Sebagai contoh, ketika ramai diberitakan Polisi VS KPK, kita bisa melihat, polisi dikalahkan media dengan opininya yang diciptakannya. Sehinggga informasi itu mempengaruhi SBY dengan mengatakan bahwa polisi salah, karena telah mengepung kantor KPK untuk mengejar Novel Baswedan. Maka babak belurlah Polri dengan informasi yang diberitakan media,” kata Saiful. Termasuk bagaimana media berhasil memenangkan Jokowi-Ahok dalam pemilukada di Jakarta.

Perang Informasi

Lebih jauh Saiful mengilustrasikan, ketika tokoh lintas agama membuat statement negara ini gagal, harus diakui istilah ini cukup membuat pemimpin di negeri ini terkejut.

Yang menarik, pemerintah mencounter dan membalas istilah negara gagal dengan pernyataan sebaiknya para tokoh lintas agama lebih fokus dan memperhatikan umatnya, jangan menjadi “gagak hitam”. Ini yang namanya perang informasi.

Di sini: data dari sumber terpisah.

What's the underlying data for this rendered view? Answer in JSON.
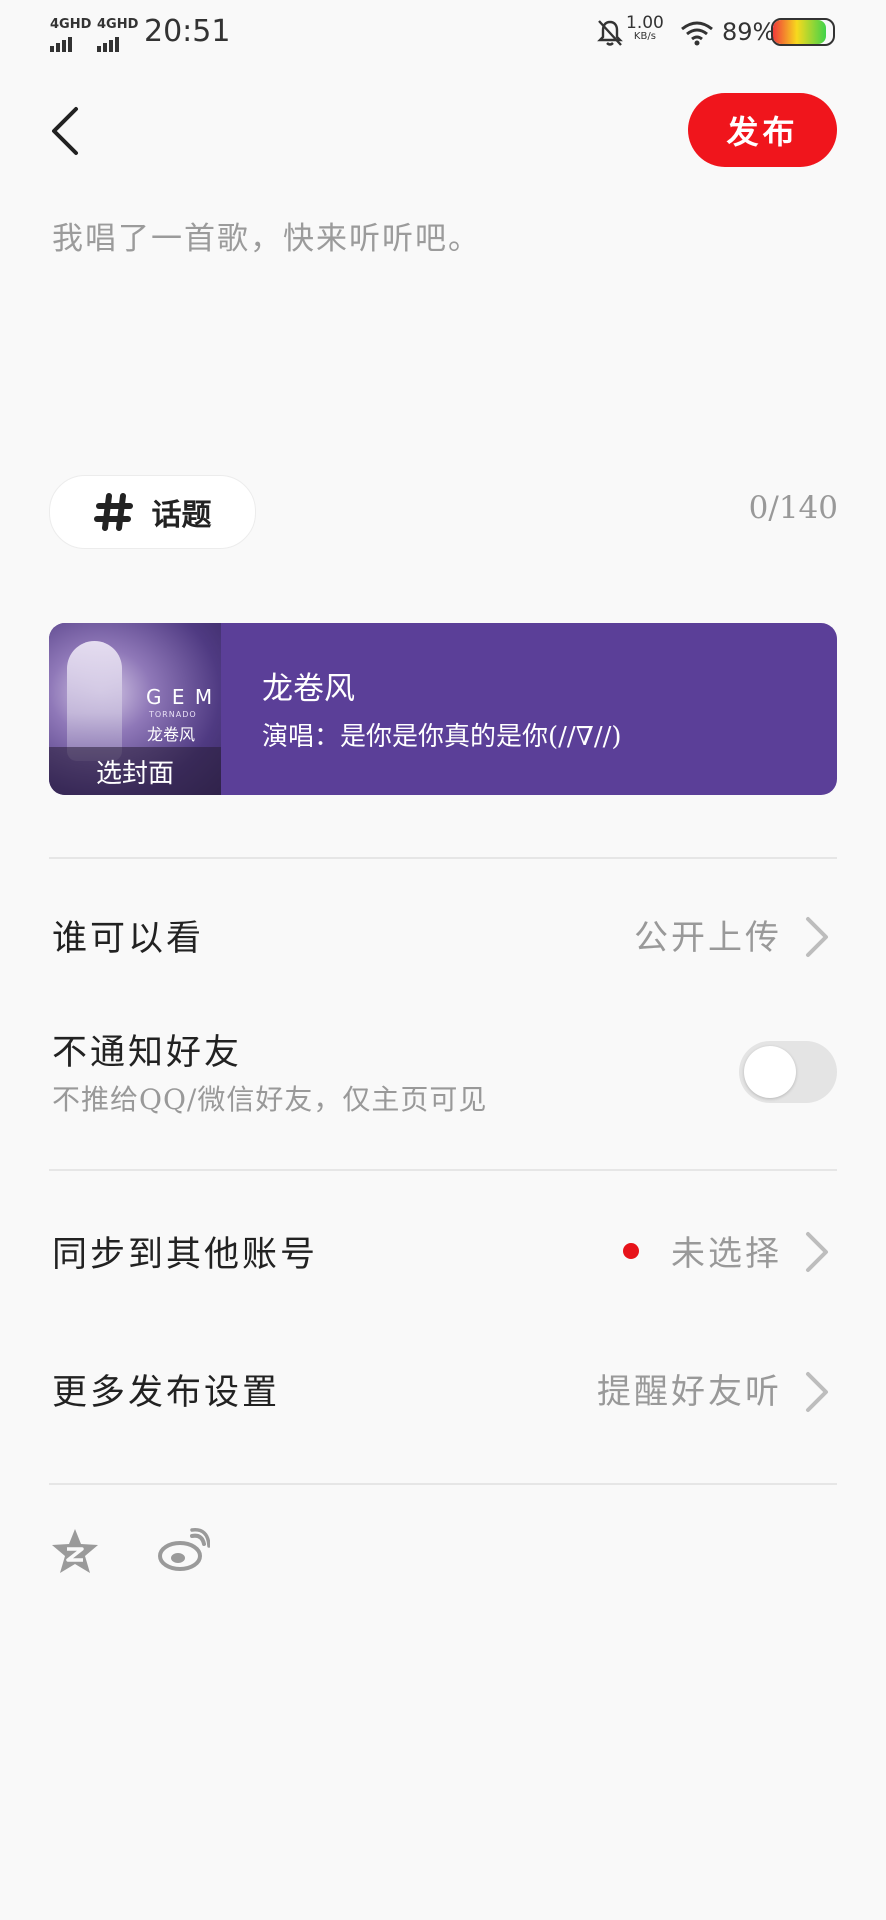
{
  "status_bar": {
    "signal1": "4GHD",
    "signal2": "4GHD",
    "time": "20:51",
    "speed_value": "1.00",
    "speed_unit": "KB/s",
    "battery_percent": "89%",
    "battery_level": 0.89
  },
  "header": {
    "publish_label": "发布"
  },
  "editor": {
    "placeholder": "我唱了一首歌，快来听听吧。",
    "topic_label": "话题",
    "char_counter": "0/140"
  },
  "song_card": {
    "cover_brand": "G E M",
    "cover_sub": "TORNADO",
    "cover_title": "龙卷风",
    "cover_button_label": "选封面",
    "title": "龙卷风",
    "singer": "演唱：是你是你真的是你(//∇//)",
    "background_color": "#5b3f98"
  },
  "settings": {
    "visibility": {
      "label": "谁可以看",
      "value": "公开上传"
    },
    "no_notify": {
      "label": "不通知好友",
      "sub": "不推给QQ/微信好友，仅主页可见",
      "enabled": false
    },
    "sync": {
      "label": "同步到其他账号",
      "value": "未选择"
    },
    "more": {
      "label": "更多发布设置",
      "value": "提醒好友听"
    }
  },
  "share_icons": [
    "qzone-icon",
    "weibo-icon"
  ],
  "colors": {
    "accent": "#f0151c",
    "card": "#5b3f98",
    "dot": "#e7131a"
  }
}
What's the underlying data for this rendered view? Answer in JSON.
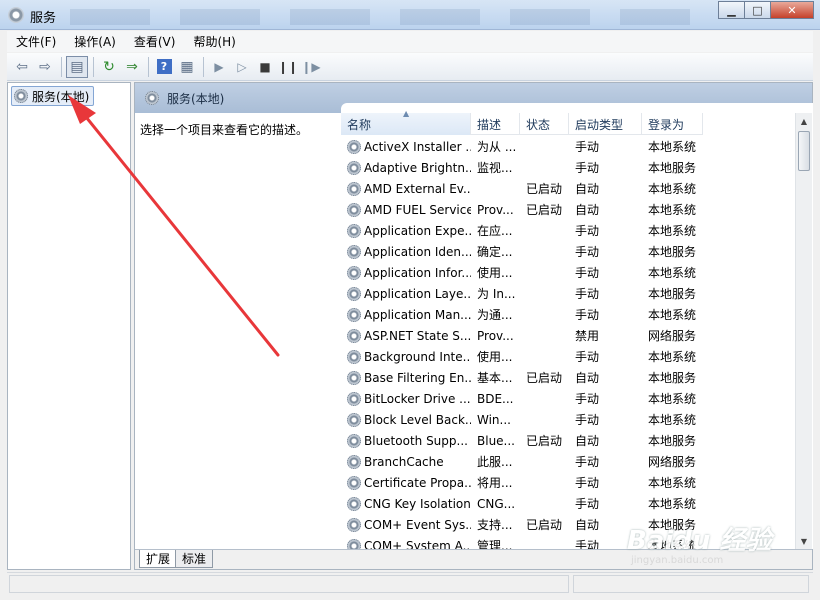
{
  "window": {
    "title": "服务",
    "minimize": "▁",
    "maximize": "□",
    "close": "✕"
  },
  "menu": [
    "文件(F)",
    "操作(A)",
    "查看(V)",
    "帮助(H)"
  ],
  "toolbar": {
    "icons": [
      "back-arrow-icon",
      "forward-arrow-icon",
      "show-hide-tree-icon",
      "refresh-icon",
      "export-list-icon",
      "help-icon",
      "properties-icon",
      "start-service-icon",
      "start-service-alt-icon",
      "stop-service-icon",
      "pause-service-icon",
      "restart-service-icon"
    ],
    "help_glyph": "?"
  },
  "tree": {
    "root_label": "服务(本地)"
  },
  "pane": {
    "header": "服务(本地)",
    "description_hint": "选择一个项目来查看它的描述。"
  },
  "columns": [
    "名称",
    "描述",
    "状态",
    "启动类型",
    "登录为"
  ],
  "services": [
    {
      "name": "ActiveX Installer ...",
      "desc": "为从 ...",
      "status": "",
      "startup": "手动",
      "logon": "本地系统"
    },
    {
      "name": "Adaptive Brightn...",
      "desc": "监视...",
      "status": "",
      "startup": "手动",
      "logon": "本地服务"
    },
    {
      "name": "AMD External Ev...",
      "desc": "",
      "status": "已启动",
      "startup": "自动",
      "logon": "本地系统"
    },
    {
      "name": "AMD FUEL Service",
      "desc": "Prov...",
      "status": "已启动",
      "startup": "自动",
      "logon": "本地系统"
    },
    {
      "name": "Application Expe...",
      "desc": "在应...",
      "status": "",
      "startup": "手动",
      "logon": "本地系统"
    },
    {
      "name": "Application Iden...",
      "desc": "确定...",
      "status": "",
      "startup": "手动",
      "logon": "本地服务"
    },
    {
      "name": "Application Infor...",
      "desc": "使用...",
      "status": "",
      "startup": "手动",
      "logon": "本地系统"
    },
    {
      "name": "Application Laye...",
      "desc": "为 In...",
      "status": "",
      "startup": "手动",
      "logon": "本地服务"
    },
    {
      "name": "Application Man...",
      "desc": "为通...",
      "status": "",
      "startup": "手动",
      "logon": "本地系统"
    },
    {
      "name": "ASP.NET State S...",
      "desc": "Prov...",
      "status": "",
      "startup": "禁用",
      "logon": "网络服务"
    },
    {
      "name": "Background Inte...",
      "desc": "使用...",
      "status": "",
      "startup": "手动",
      "logon": "本地系统"
    },
    {
      "name": "Base Filtering En...",
      "desc": "基本...",
      "status": "已启动",
      "startup": "自动",
      "logon": "本地服务"
    },
    {
      "name": "BitLocker Drive ...",
      "desc": "BDE...",
      "status": "",
      "startup": "手动",
      "logon": "本地系统"
    },
    {
      "name": "Block Level Back...",
      "desc": "Win...",
      "status": "",
      "startup": "手动",
      "logon": "本地系统"
    },
    {
      "name": "Bluetooth Supp...",
      "desc": "Blue...",
      "status": "已启动",
      "startup": "自动",
      "logon": "本地服务"
    },
    {
      "name": "BranchCache",
      "desc": "此服...",
      "status": "",
      "startup": "手动",
      "logon": "网络服务"
    },
    {
      "name": "Certificate Propa...",
      "desc": "将用...",
      "status": "",
      "startup": "手动",
      "logon": "本地系统"
    },
    {
      "name": "CNG Key Isolation",
      "desc": "CNG...",
      "status": "",
      "startup": "手动",
      "logon": "本地系统"
    },
    {
      "name": "COM+ Event Sys...",
      "desc": "支持...",
      "status": "已启动",
      "startup": "自动",
      "logon": "本地服务"
    },
    {
      "name": "COM+ System A...",
      "desc": "管理...",
      "status": "",
      "startup": "手动",
      "logon": "本地系统"
    }
  ],
  "tabs": [
    "扩展",
    "标准"
  ],
  "watermark": {
    "logo": "Baidu 经验",
    "sub": "jingyan.baidu.com"
  },
  "colors": {
    "header_blue": "#a9bdd6",
    "selection_border": "#84a6d4",
    "arrow_red": "#e8373a"
  }
}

“Dari perang opini tersebut, sudah pasti yang senang adalah media, karena ada sesuatu yang diberitakan. Tapi, sebetulnya yang kasiyan adalah rakyat. Karena bagi rakyat, mau negara gagal kek, gagak hitam kek, yang penting sembako tersedia dan terjangkau,” ujar wartawan senior itu.

Tak dipungkiri, bahwa kini media sebagian besar dimiliki oleh kelompok oposisi. Metro TV misalnya dimiliki oleh “Pak Jenggot” Surya Paloh yang dikatakan narsis ketika menyuarakan Nasdem, partainya yang baru.

Begitu juga  TV One dimiliki oleh Pimpinan Partai Golkar Aburizal Bakri yang juga pengusaha. Tak heran, jika TV One tidak pernah memberitakan kasus lumpur Lapindo. Jika di masa Orba, TVRI dan RRI menjadi corong pemerintah, sekarang agak susah dan tidak bisa diandalkan.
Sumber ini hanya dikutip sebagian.